Carriers Covet Googles Ad Revenue
5. Advertising is Google's domain
Google is unwilling to share the advertising revenue it generates from mobile phones. Of course, Google has no obligation to do so. But carriers believe that since Google's customers are accessing the Web with the help of their networks, they should see a return on some of the revenue Google is able to generate in that way. It's a tough sell. And carriers know they probably won't get what they want.
6. The retail landscape is changing
Carriers are having a tough time with Google's decision to sell its Nexus One smartphone on the Web. Historically, the mobile market has dictated that customers who want to buy phones need to do so at a carrier's store or through its Website. Moreover, those carriers won't offer an unlocked version, which would allow the customer to go to the carrier of his or her choosing. Google has. By doing so, the online giant has given users the ability to choose where they would like to take their desired phones. It's great for those consumers, but it's a scary prospect for carriers. Choice cuts into the mobile carrier's bottom line.
7. Google has begun network efforts
Google plans to offer a 1G-bps network to between 50,000 and 500,000 people around the United States in the coming years. And although that network is designed to compete with networks currently being offered by ISPs, it could cause some trouble for mobile carriers as well. If Google is able to make its network profitable, it might look into other areas where it could deliver Web connections to customers. That could come to mean ubiquitous WiFi services or maybe even an alternative to current mobile services. Carriers should be deeply concerned about Google's desire to become a network provider.
8. It doesn't want to share
Carriers are fully aware that Google hates to share any revenue that it generates. But what they're most concerned about is that it doesn't want to share, in general. Their business models are based on the idea of sharing. They sell a manufacturer's phone and then reap the revenue that phone generates in plans and other fees. In essence, the manufacturer is taken totally out of the equation after the initial sale of its devices. But Google is different. Its software generates advertising revenue that carriers can't touch. The more money Google makes, the more power it will wield. It's a scary proposition for carriers if they can't find a way to get some of that revenue for themselves.

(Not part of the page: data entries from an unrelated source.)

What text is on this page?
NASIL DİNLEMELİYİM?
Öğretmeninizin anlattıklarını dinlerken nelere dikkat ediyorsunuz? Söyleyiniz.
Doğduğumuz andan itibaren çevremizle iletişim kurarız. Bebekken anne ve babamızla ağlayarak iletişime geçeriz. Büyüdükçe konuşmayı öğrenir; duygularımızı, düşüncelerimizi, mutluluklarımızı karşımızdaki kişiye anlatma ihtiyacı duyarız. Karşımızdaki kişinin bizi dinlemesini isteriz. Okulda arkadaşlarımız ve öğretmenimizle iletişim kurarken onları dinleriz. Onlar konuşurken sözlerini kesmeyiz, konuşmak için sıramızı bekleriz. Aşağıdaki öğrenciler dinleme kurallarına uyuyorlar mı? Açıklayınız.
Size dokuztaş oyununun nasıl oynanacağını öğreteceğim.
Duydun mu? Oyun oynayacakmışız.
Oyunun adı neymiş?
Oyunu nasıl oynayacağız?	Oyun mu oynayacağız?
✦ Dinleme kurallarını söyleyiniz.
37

9. Google's history repeats itself
Looking back, Google has a history of dominance. The company typically breaks into markets with something new and unique and capitalizes on every chance it gets. In many cases, that has helped it increase its influence to a point where the competition feels smothered. Carriers are worried that Google will follow the same strategy in the mobile space. They should be.
10. Time is running out
Carriers need to address their Google issues before it's too late. The longer carriers allow Google to run roughshod over the mobile market and significantly change things up, the sooner the company will revolutionize the way that industry operates. Of course, a revolutionized mobile industry would be good for customers, but for carriers, it could be disastrous.
In the meantime, keep a close eye on Google's interaction with mobile carriers. It should be fun to watch.